Such a rhetorical question is not a useful way Christians (including Lutherans) should establish or persuade as to what is God's Word on doctrine or practice. Where Scripture explicitly commands or authorizes something, or where Scripture explicitly forbids or prohibits something, Christians are to obey. The problem with such a rhetorical question is that it ignores situations, including those of church practices, where Scripture is simply silent. Where God's Word is silent, the Church can create neither orthodoxy nor orthopraxis. Regarding different practices in handling the consecrated bread and wine after the Lord's Supper is completed, Lutherans may refer to the Augsburg Confession, which states: "Nor is it necessary that human traditions, that is, rites or ceremonies, instituted by men, should be everywhere alike."
Furthermore, the Solid Declaration, Article X, on Adiaphora, states: "We therefore believe, teach, and confess, that the community of God in every place and at every time has the right, authority, and power to change, to reduce, or increase ceremonies according to its circumstances, as long as it does so without frivolity, and offense but in an orderly and appropriate way, as at any time may seem to be most profitable, beneficial, and salutary for good order, Christian discipline, evangelical decorum, and the edification of the church."
"After these, I hesitate to make suggestion, since I believe that none of the remaining options adequately deals with the remaining elements."
Hence the need for a tabernacle. :) And if it really is Jesus, why would veneration be wrong. Surely He's owed that.
Not trying to be a troll, but I'm a Catholic with Lutheran in-laws and I'm trying to see how their beliefs differ from mine.
I started searching for this because my Methodist Mother on law commented after Thanksgiving dinner that the stuffing was made from leftover communion bread. She saw no harm in it, as the bread was consumed. To me it seems terribly irreverent to mix it in with seasonings and other ingredients and serve it as part of another meal with no regard for what it was. I don't want to make waves with the inlaws, but this is very troubling to me. She is very devout in her faith, but saw no problem at all with it.
Make that mother-in-law (not Mother on law).
what is the proper way then to dispose the leftover? is it okay if we had to put it in a flower pot inside the church?
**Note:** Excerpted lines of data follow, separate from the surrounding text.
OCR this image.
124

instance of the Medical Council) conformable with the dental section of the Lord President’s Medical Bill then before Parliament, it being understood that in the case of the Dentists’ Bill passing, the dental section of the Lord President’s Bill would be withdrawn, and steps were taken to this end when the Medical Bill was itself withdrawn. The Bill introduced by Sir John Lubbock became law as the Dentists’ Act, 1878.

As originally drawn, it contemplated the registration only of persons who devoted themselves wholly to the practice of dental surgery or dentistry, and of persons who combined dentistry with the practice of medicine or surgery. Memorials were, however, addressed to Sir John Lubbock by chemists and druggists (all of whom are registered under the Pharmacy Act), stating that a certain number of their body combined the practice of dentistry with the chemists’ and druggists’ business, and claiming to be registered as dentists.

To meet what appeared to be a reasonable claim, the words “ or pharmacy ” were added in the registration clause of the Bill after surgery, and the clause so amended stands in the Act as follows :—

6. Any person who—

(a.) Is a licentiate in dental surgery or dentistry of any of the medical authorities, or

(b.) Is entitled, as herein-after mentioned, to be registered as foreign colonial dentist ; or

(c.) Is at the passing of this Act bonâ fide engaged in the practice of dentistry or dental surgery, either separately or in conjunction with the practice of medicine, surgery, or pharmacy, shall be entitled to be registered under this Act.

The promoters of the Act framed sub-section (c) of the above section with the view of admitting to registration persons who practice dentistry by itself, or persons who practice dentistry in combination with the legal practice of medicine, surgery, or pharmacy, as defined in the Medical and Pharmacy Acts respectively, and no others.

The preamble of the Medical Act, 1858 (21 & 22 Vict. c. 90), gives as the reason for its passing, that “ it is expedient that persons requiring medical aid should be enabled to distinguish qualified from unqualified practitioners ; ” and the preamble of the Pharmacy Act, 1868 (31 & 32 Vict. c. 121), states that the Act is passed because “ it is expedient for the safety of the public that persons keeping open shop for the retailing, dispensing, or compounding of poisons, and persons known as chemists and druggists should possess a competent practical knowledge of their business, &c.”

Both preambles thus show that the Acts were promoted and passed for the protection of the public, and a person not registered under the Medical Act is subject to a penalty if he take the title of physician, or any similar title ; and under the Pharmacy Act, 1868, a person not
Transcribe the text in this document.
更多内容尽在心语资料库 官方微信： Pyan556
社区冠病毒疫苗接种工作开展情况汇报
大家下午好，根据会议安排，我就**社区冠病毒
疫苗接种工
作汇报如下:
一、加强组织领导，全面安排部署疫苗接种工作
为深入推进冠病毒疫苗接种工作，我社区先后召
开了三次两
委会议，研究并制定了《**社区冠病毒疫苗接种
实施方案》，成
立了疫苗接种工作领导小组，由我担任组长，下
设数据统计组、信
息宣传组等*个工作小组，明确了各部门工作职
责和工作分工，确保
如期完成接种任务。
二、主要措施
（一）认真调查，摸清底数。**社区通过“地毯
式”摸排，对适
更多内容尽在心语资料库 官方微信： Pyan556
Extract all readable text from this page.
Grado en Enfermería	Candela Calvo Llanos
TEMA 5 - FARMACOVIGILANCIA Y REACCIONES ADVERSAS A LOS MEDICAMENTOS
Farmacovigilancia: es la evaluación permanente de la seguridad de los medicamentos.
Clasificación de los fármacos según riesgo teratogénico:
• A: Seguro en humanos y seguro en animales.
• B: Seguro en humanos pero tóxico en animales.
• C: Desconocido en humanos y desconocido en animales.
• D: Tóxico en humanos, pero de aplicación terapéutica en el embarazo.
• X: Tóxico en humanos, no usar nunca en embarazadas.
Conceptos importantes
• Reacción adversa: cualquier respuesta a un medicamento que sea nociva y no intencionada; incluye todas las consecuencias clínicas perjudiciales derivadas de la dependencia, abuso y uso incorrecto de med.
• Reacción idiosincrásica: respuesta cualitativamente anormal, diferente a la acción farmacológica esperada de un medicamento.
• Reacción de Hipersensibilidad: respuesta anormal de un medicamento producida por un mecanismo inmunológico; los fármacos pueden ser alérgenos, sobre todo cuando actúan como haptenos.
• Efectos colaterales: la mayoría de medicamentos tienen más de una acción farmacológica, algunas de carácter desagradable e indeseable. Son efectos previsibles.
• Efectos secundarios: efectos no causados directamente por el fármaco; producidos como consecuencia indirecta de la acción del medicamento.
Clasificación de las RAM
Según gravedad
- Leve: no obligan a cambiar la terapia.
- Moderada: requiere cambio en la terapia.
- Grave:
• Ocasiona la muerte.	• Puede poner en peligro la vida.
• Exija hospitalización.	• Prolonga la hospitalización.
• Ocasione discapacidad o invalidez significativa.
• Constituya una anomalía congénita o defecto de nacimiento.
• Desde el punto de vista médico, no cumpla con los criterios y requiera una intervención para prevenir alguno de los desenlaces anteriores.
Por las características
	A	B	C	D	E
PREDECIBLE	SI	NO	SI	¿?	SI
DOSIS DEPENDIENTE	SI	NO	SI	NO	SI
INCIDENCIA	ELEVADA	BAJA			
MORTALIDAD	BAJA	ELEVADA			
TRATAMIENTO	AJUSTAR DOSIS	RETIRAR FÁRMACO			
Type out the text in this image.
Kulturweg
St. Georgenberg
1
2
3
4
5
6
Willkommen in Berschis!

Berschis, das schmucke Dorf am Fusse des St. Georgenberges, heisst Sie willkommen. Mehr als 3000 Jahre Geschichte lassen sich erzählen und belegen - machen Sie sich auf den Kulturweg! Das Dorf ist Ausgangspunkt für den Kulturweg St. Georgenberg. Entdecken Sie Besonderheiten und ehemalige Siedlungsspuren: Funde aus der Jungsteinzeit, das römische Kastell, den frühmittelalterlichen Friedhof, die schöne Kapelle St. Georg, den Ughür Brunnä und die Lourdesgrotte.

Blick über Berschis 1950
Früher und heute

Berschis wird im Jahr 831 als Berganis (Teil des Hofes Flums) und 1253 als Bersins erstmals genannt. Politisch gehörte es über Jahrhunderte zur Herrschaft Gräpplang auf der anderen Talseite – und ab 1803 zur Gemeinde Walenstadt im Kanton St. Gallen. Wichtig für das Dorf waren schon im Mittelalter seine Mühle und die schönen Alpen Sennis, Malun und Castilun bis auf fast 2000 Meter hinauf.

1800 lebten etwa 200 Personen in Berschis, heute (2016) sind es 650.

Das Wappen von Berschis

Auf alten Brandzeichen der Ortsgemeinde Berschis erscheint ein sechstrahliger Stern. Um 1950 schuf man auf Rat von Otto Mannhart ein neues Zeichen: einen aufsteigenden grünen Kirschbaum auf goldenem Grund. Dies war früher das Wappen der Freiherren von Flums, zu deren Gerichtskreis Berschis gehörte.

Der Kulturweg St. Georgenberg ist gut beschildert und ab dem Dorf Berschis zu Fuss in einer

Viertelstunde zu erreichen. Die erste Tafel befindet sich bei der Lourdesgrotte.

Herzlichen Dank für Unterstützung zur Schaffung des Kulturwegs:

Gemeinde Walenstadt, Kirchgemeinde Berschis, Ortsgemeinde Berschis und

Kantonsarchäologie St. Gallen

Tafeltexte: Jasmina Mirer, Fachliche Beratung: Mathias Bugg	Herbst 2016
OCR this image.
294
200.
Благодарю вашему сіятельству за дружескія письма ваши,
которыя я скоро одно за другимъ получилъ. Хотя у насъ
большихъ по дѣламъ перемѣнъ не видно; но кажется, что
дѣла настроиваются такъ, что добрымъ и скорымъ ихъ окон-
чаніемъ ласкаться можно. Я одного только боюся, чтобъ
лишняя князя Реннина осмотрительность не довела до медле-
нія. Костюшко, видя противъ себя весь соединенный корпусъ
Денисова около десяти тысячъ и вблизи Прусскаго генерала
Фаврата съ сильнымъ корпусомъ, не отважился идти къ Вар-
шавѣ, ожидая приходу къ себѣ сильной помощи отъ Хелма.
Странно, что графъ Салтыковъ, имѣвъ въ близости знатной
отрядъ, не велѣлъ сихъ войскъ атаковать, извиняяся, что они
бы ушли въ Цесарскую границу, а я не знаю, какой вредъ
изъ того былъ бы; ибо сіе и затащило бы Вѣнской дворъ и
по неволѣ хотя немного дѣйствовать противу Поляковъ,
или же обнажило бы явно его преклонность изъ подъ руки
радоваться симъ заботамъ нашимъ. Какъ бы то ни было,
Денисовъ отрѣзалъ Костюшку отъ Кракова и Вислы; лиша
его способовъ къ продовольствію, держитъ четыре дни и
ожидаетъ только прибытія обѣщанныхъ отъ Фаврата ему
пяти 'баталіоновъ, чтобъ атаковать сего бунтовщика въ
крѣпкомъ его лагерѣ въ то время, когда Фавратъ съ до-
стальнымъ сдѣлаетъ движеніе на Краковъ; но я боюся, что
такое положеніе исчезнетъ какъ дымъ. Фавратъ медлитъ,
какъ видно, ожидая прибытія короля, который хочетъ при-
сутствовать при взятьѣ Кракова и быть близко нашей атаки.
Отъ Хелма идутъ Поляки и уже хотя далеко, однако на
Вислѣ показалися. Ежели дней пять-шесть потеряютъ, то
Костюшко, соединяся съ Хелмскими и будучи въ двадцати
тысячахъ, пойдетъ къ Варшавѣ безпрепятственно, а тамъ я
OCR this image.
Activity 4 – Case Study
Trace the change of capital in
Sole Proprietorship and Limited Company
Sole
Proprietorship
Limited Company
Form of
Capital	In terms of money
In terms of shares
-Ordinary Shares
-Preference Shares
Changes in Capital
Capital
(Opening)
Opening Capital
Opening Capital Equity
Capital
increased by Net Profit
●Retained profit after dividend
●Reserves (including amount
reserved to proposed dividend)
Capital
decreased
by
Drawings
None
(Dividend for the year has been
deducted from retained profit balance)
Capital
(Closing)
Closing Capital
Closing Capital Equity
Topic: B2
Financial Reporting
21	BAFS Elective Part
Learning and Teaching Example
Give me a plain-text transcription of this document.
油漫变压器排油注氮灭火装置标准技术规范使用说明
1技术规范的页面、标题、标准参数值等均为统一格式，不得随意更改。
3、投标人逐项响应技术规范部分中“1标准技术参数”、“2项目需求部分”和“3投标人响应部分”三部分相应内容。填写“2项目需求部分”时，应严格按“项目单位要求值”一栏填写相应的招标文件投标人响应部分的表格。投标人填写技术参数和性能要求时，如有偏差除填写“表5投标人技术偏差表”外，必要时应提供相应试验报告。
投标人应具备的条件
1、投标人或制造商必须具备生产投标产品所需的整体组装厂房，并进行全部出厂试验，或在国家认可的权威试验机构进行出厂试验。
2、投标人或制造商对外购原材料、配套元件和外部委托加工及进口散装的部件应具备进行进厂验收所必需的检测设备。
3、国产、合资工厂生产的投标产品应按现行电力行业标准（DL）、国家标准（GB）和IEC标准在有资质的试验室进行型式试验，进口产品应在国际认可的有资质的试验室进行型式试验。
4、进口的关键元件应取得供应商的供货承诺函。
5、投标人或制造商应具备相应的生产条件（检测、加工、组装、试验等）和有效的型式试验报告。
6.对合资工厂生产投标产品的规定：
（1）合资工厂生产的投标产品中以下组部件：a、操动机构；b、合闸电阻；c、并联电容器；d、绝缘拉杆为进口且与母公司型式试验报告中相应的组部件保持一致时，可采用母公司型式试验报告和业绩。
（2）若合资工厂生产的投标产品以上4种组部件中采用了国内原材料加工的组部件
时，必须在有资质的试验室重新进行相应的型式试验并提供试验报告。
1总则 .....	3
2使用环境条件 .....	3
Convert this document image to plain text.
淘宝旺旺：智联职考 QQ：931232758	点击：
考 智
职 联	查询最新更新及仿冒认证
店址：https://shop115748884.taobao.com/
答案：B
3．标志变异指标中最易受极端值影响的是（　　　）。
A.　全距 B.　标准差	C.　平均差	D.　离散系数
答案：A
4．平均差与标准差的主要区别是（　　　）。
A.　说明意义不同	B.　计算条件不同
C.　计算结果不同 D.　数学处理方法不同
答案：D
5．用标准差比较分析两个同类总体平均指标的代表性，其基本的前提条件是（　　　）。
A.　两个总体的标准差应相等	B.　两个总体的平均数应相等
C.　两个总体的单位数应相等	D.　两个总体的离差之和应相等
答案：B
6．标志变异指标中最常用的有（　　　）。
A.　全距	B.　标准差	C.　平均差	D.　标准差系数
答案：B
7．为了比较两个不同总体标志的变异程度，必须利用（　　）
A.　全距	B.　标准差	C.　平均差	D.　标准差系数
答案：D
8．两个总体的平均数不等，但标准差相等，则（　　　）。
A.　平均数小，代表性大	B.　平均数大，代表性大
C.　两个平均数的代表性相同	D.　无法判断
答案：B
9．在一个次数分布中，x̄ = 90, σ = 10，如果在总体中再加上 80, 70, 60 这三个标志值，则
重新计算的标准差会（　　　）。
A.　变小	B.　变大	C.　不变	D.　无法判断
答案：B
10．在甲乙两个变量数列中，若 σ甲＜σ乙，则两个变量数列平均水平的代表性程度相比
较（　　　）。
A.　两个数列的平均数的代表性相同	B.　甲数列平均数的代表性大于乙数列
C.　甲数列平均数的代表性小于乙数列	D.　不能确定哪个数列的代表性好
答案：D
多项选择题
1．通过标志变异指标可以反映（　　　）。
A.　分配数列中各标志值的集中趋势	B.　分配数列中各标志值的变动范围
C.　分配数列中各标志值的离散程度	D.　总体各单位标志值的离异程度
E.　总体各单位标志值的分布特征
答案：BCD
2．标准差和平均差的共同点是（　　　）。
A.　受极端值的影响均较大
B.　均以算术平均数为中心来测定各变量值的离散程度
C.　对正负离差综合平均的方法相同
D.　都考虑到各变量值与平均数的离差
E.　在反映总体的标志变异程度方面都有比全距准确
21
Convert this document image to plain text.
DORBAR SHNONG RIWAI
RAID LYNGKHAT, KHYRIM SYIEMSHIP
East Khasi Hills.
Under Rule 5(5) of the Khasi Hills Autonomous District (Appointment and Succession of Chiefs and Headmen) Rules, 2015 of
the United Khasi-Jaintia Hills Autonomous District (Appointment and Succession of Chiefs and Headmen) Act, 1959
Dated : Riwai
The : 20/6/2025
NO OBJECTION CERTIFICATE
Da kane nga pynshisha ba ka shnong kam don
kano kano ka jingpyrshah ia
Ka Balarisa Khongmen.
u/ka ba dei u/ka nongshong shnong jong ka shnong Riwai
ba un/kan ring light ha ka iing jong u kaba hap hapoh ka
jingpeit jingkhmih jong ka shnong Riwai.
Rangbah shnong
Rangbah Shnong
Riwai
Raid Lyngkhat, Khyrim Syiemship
I asked my pastor this same question and got pretty much the same answer. What prompted me to asked this question was at a friends church the person who made the little unleavened pieces of communion bread took them home in a Ziploc bag and ate them as a snack.
The elements of Communion are to be made of common elements, made special through the blessing for the sacrament at hand.
Once the sacrament is over, the elements return to their natural unblessed state, they can be used as normal bread and wine in normal fashion. Any other usage would be a wasting of the purpose for which they were designed.
Case in point, in the other major protestant sacrament, baptism - what does one do with the left-over water?
How to store pre packaged communion waffers and juice I have 50 and it's only me and I take Communion once a month, will the waffers and juice go stale?
Gratefull for sharing this
As a Christian for nearly 52 years and being Baptist after communion the leftover juice or wine that was still in the bottle was saved; but the juice or wine left in a pitcher that had been blessed was poured with the remaining bread into a hole of the Deacons choosing a buried with a prayer over it. To me this is a beautiful and reverenced way of letting go of His Body and His Blood.